Education:  In past centuries the Māori people hunted Moa (large flightless birds) here and cultivated vast Kumara crops in the year round sunshine. Early European settlers established New Zealand’s pastoral industry on the fertile rolling hills of the river valleys. In 1873, long before the modern day vintners recognized the extraordinary potential of the region, pioneering Scottish farmer and grape grower David Herd, planted Marlborough’s first vineyard. It was to be another 100 years before that vision took root with the development of viticulture in Marlborough on a commercial scale.

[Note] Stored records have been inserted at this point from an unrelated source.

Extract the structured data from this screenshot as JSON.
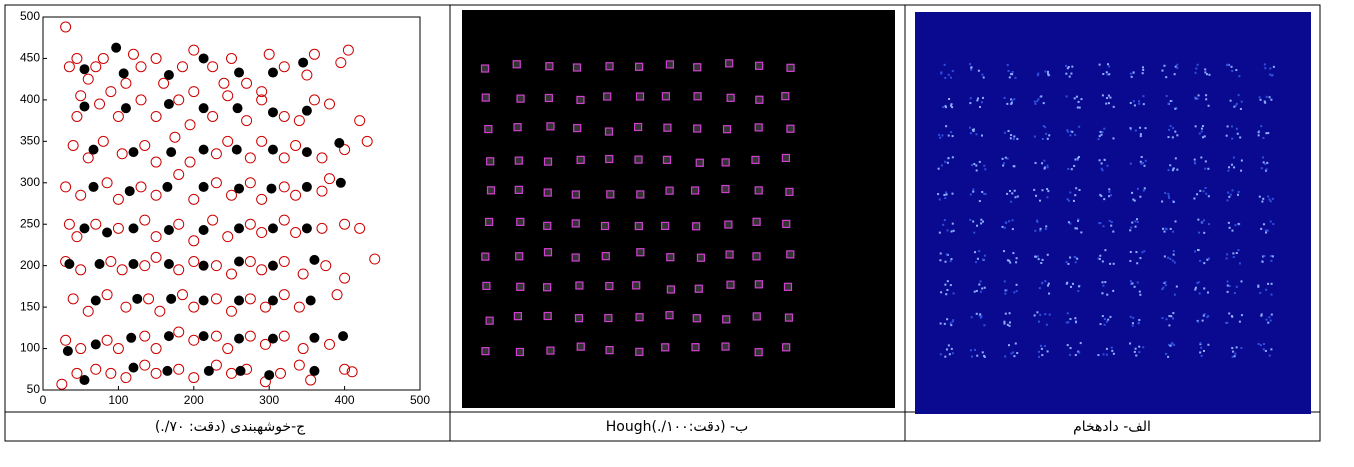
{
  "chart_data": {
    "type": "scatter",
    "xlim": [
      0,
      500
    ],
    "xticks": [
      0,
      100,
      200,
      300,
      400,
      500
    ],
    "ylim": [
      50,
      500
    ],
    "yticks": [
      50,
      100,
      150,
      200,
      250,
      300,
      350,
      400,
      450,
      500
    ],
    "series": [
      {
        "color": "#cc0000",
        "marker": "open",
        "x": [
          30,
          45,
          35,
          60,
          70,
          80,
          90,
          50,
          120,
          130,
          110,
          150,
          160,
          185,
          200,
          225,
          200,
          250,
          270,
          240,
          300,
          320,
          290,
          350,
          360,
          405,
          395,
          45,
          75,
          100,
          130,
          150,
          180,
          195,
          225,
          245,
          270,
          290,
          320,
          340,
          360,
          380,
          420,
          40,
          60,
          80,
          105,
          135,
          150,
          175,
          195,
          230,
          245,
          275,
          290,
          320,
          335,
          370,
          400,
          430,
          30,
          50,
          85,
          100,
          130,
          150,
          180,
          200,
          230,
          250,
          275,
          290,
          320,
          335,
          370,
          380,
          35,
          45,
          70,
          100,
          135,
          150,
          180,
          200,
          225,
          245,
          275,
          290,
          320,
          335,
          370,
          400,
          420,
          30,
          50,
          90,
          105,
          135,
          150,
          180,
          200,
          230,
          250,
          275,
          290,
          320,
          345,
          375,
          400,
          440,
          40,
          60,
          85,
          110,
          140,
          155,
          185,
          200,
          230,
          250,
          275,
          295,
          320,
          340,
          390,
          30,
          50,
          85,
          100,
          135,
          150,
          180,
          200,
          230,
          245,
          275,
          295,
          320,
          345,
          380,
          25,
          45,
          70,
          90,
          110,
          135,
          150,
          180,
          200,
          230,
          250,
          270,
          295,
          315,
          340,
          355,
          400,
          410
        ],
        "y": [
          488,
          450,
          440,
          425,
          440,
          450,
          410,
          405,
          455,
          440,
          420,
          450,
          420,
          440,
          460,
          440,
          410,
          450,
          420,
          420,
          455,
          440,
          410,
          430,
          455,
          460,
          445,
          380,
          395,
          380,
          400,
          380,
          400,
          370,
          380,
          405,
          375,
          400,
          380,
          375,
          400,
          395,
          375,
          345,
          330,
          350,
          335,
          345,
          325,
          355,
          325,
          335,
          350,
          330,
          350,
          330,
          345,
          330,
          340,
          350,
          295,
          285,
          300,
          280,
          295,
          285,
          310,
          280,
          300,
          285,
          300,
          280,
          295,
          285,
          290,
          305,
          250,
          235,
          250,
          245,
          255,
          235,
          250,
          230,
          255,
          235,
          250,
          240,
          255,
          240,
          245,
          250,
          245,
          205,
          195,
          205,
          195,
          200,
          210,
          195,
          205,
          200,
          190,
          205,
          195,
          205,
          190,
          200,
          185,
          208,
          160,
          145,
          165,
          150,
          160,
          145,
          165,
          150,
          160,
          145,
          160,
          150,
          165,
          150,
          165,
          110,
          100,
          110,
          100,
          115,
          100,
          120,
          110,
          115,
          100,
          115,
          105,
          115,
          100,
          105,
          57,
          70,
          75,
          70,
          65,
          80,
          70,
          75,
          65,
          80,
          70,
          75,
          60,
          70,
          80,
          62,
          75,
          72
        ]
      },
      {
        "color": "#000000",
        "marker": "filled",
        "x": [
          97,
          55,
          107,
          167,
          213,
          260,
          305,
          345,
          55,
          110,
          167,
          213,
          258,
          305,
          350,
          67,
          120,
          170,
          213,
          257,
          305,
          350,
          393,
          67,
          115,
          165,
          213,
          260,
          303,
          350,
          395,
          55,
          85,
          120,
          167,
          213,
          260,
          305,
          350,
          35,
          75,
          120,
          167,
          213,
          260,
          305,
          360,
          70,
          125,
          170,
          213,
          260,
          305,
          355,
          33,
          70,
          117,
          167,
          213,
          260,
          305,
          360,
          398,
          55,
          120,
          165,
          220,
          262,
          300,
          360
        ],
        "y": [
          463,
          437,
          432,
          430,
          450,
          433,
          433,
          445,
          392,
          390,
          395,
          390,
          390,
          385,
          387,
          340,
          337,
          337,
          340,
          340,
          340,
          337,
          348,
          295,
          290,
          295,
          295,
          293,
          293,
          295,
          300,
          245,
          240,
          245,
          243,
          243,
          245,
          245,
          245,
          202,
          202,
          202,
          202,
          200,
          205,
          200,
          207,
          158,
          160,
          160,
          158,
          158,
          158,
          158,
          97,
          105,
          113,
          115,
          115,
          112,
          112,
          113,
          115,
          62,
          77,
          73,
          73,
          73,
          68,
          73
        ]
      }
    ]
  },
  "captions": [
    "ج-خوشهبندی (دقت: ۷۰/.)",
    "ب- (دقت:۱۰۰/.)Hough",
    "الف- دادهخام"
  ]
}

The wine:  Small batch fermented from hand harvested fruit. 100% Pinot Noir.

Profile:  The wine is gently lifted on the nose displaying red/black cherry, game and mixed spice characters. The palate is juicy and bright with smooth texture and soft tannins, making the finish silky and appealing.

Cooper’s Price $18.99

Poggio Bonelli Chianti Classico

Education:  Chianti Classico is a DOCG in Tuscany, a region that has been making wine for over 3000 years. The expression “Classico” suggests this region is the origin of the primary Chianti grape, Sangiovese. DOCG = Denominazione di Origine Controllata Garantita. In 1980 the Italian wine board took quality control even one step beyond the regular DOC, creating DOCG. The G means the wine was submitted to governmental controlled tasting panel and they absolutely guarantee the stylistic authenticity of a wine. DOCG wines make up only 1-3% of all Italian wine produced. The wines must be at least 80% Sangiovese, the remaining 20% being other grapes, including native, Canaiolo and Colorino, as well as other international varieties such as Cabernet Sauvignon and Merlot.

The wine:  198 acres of sustainably farmed vineyards of which, only 88, are Chianti Classico. This winery has been in existence since the middle ages.

Varietals: 90% Sangiovese 10% Merlot

Profile:  Genuine and characteristic expression of Sangiovese. Ruby red color, intense and dense. The nose is wild fruit, sour cherry, dried herbs and leather. Dry decisive flavor, balanced by the delicate sweetness of the French oak barrel.